Get most recent of 000's of transaction nodes (t) connected to a single account node (a)

performance

(Simon) #1

I have a number of nodes representing accounts, called say (a :Account). Each (a) can have potentially tens of thousands of (t :Transaction) nodes connected to it, each representing the data for a transaction that occurred involving that account.

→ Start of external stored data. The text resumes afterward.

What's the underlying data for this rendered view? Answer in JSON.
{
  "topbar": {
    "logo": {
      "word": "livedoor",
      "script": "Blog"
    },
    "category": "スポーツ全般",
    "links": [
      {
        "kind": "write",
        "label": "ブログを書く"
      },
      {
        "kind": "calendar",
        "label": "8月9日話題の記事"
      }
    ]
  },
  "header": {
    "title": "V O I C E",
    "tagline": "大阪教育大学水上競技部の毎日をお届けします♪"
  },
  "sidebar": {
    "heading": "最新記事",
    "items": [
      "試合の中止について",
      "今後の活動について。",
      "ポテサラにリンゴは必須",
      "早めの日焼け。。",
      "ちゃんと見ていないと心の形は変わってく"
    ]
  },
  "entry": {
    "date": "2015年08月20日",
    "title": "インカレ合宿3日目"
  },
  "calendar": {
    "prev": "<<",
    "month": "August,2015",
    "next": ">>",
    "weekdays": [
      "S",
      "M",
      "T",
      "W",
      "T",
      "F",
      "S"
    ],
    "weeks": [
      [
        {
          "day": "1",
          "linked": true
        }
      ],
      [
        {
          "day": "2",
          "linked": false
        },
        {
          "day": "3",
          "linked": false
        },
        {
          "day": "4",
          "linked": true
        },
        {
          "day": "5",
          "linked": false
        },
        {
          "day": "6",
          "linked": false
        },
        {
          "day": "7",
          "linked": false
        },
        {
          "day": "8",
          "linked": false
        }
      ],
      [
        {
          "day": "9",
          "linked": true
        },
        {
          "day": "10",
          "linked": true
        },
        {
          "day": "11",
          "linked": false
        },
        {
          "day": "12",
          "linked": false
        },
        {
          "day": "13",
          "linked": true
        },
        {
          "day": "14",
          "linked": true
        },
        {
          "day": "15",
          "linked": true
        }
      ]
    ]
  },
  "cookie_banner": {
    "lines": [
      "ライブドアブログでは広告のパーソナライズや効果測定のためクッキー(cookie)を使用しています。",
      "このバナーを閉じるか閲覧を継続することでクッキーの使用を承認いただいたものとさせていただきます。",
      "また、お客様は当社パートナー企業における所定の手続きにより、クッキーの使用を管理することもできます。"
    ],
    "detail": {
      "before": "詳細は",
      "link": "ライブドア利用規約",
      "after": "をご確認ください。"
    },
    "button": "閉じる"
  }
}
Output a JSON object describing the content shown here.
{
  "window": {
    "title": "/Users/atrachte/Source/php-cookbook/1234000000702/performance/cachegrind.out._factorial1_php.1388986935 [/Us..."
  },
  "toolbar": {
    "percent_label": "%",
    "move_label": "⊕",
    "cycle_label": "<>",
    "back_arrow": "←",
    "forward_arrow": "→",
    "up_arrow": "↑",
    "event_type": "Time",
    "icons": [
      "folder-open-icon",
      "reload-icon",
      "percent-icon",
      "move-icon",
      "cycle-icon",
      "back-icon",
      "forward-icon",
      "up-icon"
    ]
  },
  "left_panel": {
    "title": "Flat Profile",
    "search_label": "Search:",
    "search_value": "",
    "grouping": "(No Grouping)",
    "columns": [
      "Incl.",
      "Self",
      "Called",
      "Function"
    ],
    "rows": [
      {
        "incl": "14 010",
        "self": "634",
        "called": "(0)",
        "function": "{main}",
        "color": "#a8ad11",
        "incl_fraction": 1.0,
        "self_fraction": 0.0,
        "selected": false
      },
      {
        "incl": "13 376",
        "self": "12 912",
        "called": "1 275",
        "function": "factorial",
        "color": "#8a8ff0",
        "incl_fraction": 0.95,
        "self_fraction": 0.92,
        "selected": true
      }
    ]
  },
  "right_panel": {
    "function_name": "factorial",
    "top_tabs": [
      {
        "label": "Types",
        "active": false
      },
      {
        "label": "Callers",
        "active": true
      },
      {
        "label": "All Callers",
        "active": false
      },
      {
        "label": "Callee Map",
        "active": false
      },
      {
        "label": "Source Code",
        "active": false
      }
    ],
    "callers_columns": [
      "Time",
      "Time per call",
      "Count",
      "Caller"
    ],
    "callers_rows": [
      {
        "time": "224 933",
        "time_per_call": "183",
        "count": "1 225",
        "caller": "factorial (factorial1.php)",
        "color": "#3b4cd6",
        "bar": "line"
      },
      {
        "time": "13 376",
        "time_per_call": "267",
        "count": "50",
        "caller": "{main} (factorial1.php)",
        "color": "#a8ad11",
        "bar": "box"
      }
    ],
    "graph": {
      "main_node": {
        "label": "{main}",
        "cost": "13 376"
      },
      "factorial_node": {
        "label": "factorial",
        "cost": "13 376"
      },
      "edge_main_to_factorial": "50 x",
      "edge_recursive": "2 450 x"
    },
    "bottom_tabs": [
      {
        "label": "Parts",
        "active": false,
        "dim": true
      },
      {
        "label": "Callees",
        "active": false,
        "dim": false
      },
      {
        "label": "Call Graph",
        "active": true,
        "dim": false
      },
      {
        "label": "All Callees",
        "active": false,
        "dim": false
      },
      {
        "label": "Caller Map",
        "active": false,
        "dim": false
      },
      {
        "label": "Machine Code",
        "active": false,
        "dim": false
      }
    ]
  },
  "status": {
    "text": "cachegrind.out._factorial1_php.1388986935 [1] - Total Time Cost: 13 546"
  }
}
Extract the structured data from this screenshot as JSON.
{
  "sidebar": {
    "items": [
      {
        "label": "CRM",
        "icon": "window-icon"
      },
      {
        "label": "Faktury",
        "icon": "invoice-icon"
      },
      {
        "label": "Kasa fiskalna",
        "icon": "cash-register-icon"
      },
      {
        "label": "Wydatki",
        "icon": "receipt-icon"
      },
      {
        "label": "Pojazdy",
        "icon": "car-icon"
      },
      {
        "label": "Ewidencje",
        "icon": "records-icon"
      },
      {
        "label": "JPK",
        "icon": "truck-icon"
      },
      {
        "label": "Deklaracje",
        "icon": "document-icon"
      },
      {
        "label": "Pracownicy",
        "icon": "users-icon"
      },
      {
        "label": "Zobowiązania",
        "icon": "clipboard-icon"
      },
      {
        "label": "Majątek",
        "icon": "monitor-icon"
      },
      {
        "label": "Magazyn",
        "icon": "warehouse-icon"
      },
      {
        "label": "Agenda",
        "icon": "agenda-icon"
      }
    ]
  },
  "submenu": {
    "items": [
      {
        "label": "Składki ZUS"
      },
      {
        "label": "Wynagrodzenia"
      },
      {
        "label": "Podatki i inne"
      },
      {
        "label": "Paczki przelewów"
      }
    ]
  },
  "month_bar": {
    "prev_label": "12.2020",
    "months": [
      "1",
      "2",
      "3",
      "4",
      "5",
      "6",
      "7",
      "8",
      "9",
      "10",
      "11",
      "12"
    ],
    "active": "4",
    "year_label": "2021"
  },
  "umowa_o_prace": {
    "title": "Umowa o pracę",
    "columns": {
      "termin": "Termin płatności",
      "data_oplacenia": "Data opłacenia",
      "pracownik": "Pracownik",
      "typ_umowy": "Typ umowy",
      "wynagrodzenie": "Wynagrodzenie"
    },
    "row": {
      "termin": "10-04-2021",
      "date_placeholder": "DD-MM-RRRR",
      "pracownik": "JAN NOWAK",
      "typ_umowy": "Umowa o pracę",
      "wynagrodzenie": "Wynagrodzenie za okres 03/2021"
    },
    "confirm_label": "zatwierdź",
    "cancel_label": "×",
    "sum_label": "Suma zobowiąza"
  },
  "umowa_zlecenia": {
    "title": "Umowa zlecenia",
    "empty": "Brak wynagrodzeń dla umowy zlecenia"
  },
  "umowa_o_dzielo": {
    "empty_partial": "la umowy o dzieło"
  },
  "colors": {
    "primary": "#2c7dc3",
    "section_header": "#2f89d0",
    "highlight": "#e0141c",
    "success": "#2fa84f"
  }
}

The (t) nodes have a timestamp property representing when that transaction occurred. What would the most efficient way to get the latest (t :Transaction) node for each (a :Account) that occurs before a given timestamp, This could be one way to do it:

optional match (a :Account)-->(t :Transaction)
where t.timestamp <= date("2014-03-07")
return a, t
order by t.timestamp desc
limit 1

However I'm not sure if this method is very efficient when the number of (t) connected to each (a) becomes very very large if running for lots of account nodes. What would be the best way to get the most recent (t :Transaction) for an (a :Account) that occurs before a particular date?

Many thanks.


(Michael Hunger) #2

Exactly what you did (minus the optional) in Neo4j 3.5 benefits from index backed order by if you have an index on :Transaction(timestamp)

You see that it will use the information from the index for the sort + limit.

explain
match (a :Account)-->(t :Transaction)
where t.timestamp <= date("2014-03-07")
return a, t
order by t.timestamp desc
limit 1


(Simon) #3

Many thanks for your help resolving this.